魏主以平城地寒,六月雨雪,風沙常起,將遷都洛陽;恐群臣不從,乃議大肆伐齊,欲以脅眾。齋於明堂左個,使太常卿王諶筮之,遇“革”,帝曰:“湯、武反動,順乎天而應乎人。吉孰大焉!”群臣莫敢言。尚書任城王澄曰:“陛下弈葉重光,帝有中土;今出師以征未服,而得湯、武反動之象,未為全吉也。”帝厲聲曰:“繇雲:‘大人虎變’,何言不吉!”澄曰:“陛下龍興已久,何得今乃虎變!”帝作色曰:“社稷我之社稷,任城欲沮眾邪!”澄曰:“社稷雖為陛下之有,臣為社稷之臣,安可知危而不言!”帝久之乃解,曰:“各言其誌,夫亦何傷!”
戊午,魏中外戒嚴,發露布及移書,稱當南伐。詔發揚、徐州民丁,廣設募集以備之。
太子性奢糜,治堂殿、園囿過於上宮,費以千萬計,恐上瞥見之,乃傍門列修竹;凡諸服玩,率多僣侈。啟於東田起小苑,使東宮將吏更番築役,營城包巷,彌亙華遠。上性雖嚴,多布耳目,太子所為,人莫敢以聞。上嘗過太子東田,見其絢麗,大怒,收監作主帥;太子皆藏之,由是大被誚責。
會上不豫,詔子良甲仗入延昌殿侍醫藥;子良以蕭衍、範雲等皆為帳內軍主。戊辰,遣江州刺史陳顯達鎮樊城。上慮朝野憂遑,力疾召木府奏正聲伎。子良日夜在內,太孫間日參承。
世祖武天子下
雍州刺史王奐惡寧蠻長史劉興祖,收繫獄,誣其構扇山蠻,欲為亂,敕送興祖下建康;奐於獄中殺之,詐雲自經。上大怒,遣中書舍人呂文顯、直閣將軍曹道剛將齋仗五百人收奐,敕鎮西司馬曹虎從江陵步道會襄陽。

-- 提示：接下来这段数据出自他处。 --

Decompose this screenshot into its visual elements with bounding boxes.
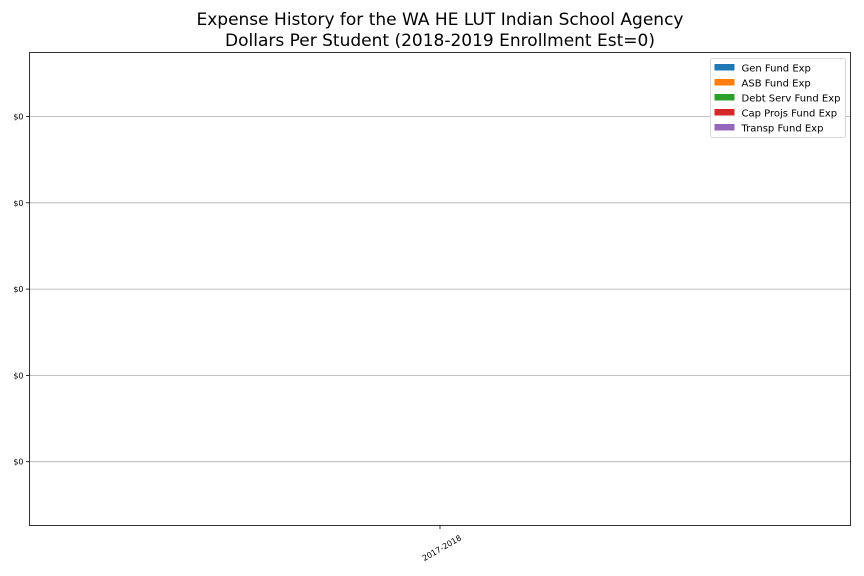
legend-swatch bbox=[714, 124, 735, 131]
legend: Gen Fund Exp ASB Fund Exp Debt Serv Fund E… bbox=[710, 58, 846, 138]
x-axis-ticks: 2017-2018 bbox=[421, 525, 463, 563]
legend-swatch bbox=[714, 79, 735, 86]
legend-swatch bbox=[714, 64, 735, 71]
legend-swatch bbox=[714, 94, 735, 101]
y-tick-label: $0 bbox=[13, 113, 23, 122]
legend-item: Transp Fund Exp bbox=[714, 124, 824, 135]
legend-label: Cap Projs Fund Exp bbox=[742, 109, 838, 120]
legend-swatch bbox=[714, 109, 735, 116]
y-axis-ticks: $0 $0 $0 $0 $0 bbox=[13, 113, 30, 467]
x-tick-label: 2017-2018 bbox=[421, 533, 463, 563]
legend-label: Gen Fund Exp bbox=[742, 64, 811, 75]
y-tick-label: $0 bbox=[13, 371, 23, 380]
y-gridlines bbox=[29, 116, 851, 463]
y-tick-label: $0 bbox=[13, 458, 23, 467]
chart-title: Expense History for the WA HE LUT Indian… bbox=[196, 10, 683, 51]
legend-label: Debt Serv Fund Exp bbox=[742, 94, 841, 105]
legend-item: Gen Fund Exp bbox=[714, 64, 811, 75]
legend-label: ASB Fund Exp bbox=[742, 79, 811, 90]
legend-frame bbox=[710, 58, 846, 138]
legend-label: Transp Fund Exp bbox=[741, 124, 824, 135]
legend-item: Cap Projs Fund Exp bbox=[714, 109, 838, 120]
legend-item: Debt Serv Fund Exp bbox=[714, 94, 841, 105]
y-tick-label: $0 bbox=[13, 199, 23, 208]
chart-title-line-1: Expense History for the WA HE LUT Indian… bbox=[196, 10, 683, 30]
legend-item: ASB Fund Exp bbox=[714, 79, 811, 90]
chart-title-line-2: Dollars Per Student (2018-2019 Enrollmen… bbox=[225, 31, 655, 51]
y-tick-label: $0 bbox=[13, 285, 23, 294]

六月,丙戌,命作河橋,欲以濟師。秘書監盧淵上表,覺得:“宿世承平之主,何嘗親禦六軍,決勝行陳之間;難道勝之不敷為武,不堪有虧聲望乎!昔魏武以弊卒一萬破袁紹,謝玄以步兵三千摧苻秦,勝負之變,決於斯須,不在眾寡也。”詔報曰:“承平之主,以是不親戎事者,或以同軌無敵,或以懦劣苟安。今謂之同軌則已然,比之懦劣則光榮,必若王者不當親戎,則先王製革輅,何所施也?魏武之勝,蓋由仗順,苻氏之敗,亦由失政;豈寡必能勝眾,弱必能製強邪!”丁未,魏主講武,命尚書李衝典武選。
甲子,魏主臨朝堂,引公卿以下決疑政,錄囚徒。帝謂司空穆亮曰:“自目前廷政事,日中之前,卿等先自論議;日中今後,朕與卿等共決之。”
既還宮,召澄入見,逆謂之曰:“曏者《革卦》,今當更與卿論之。明堂之忿,恐大家競言,沮我大計,故以聲色怖文武耳。想識朕意。”因屏人,謂澄曰:“本日之舉,誠為不易。但國度興自朔土,徙居平城;此乃用武之地,非可武功。今將移風易俗,其道誠難,朕欲是以遷宅中原,卿覺得何如?”澄曰:“陛下欲卜宅中土,以經略四海,此周、漢之以是昌隆也。”帝曰:“北人習常戀故,必將驚擾,何如?”澄曰:“非常之事,故非常人之所及。陛下斷自聖心,彼亦何所能為!”帝曰:“任城,吾之子房也!”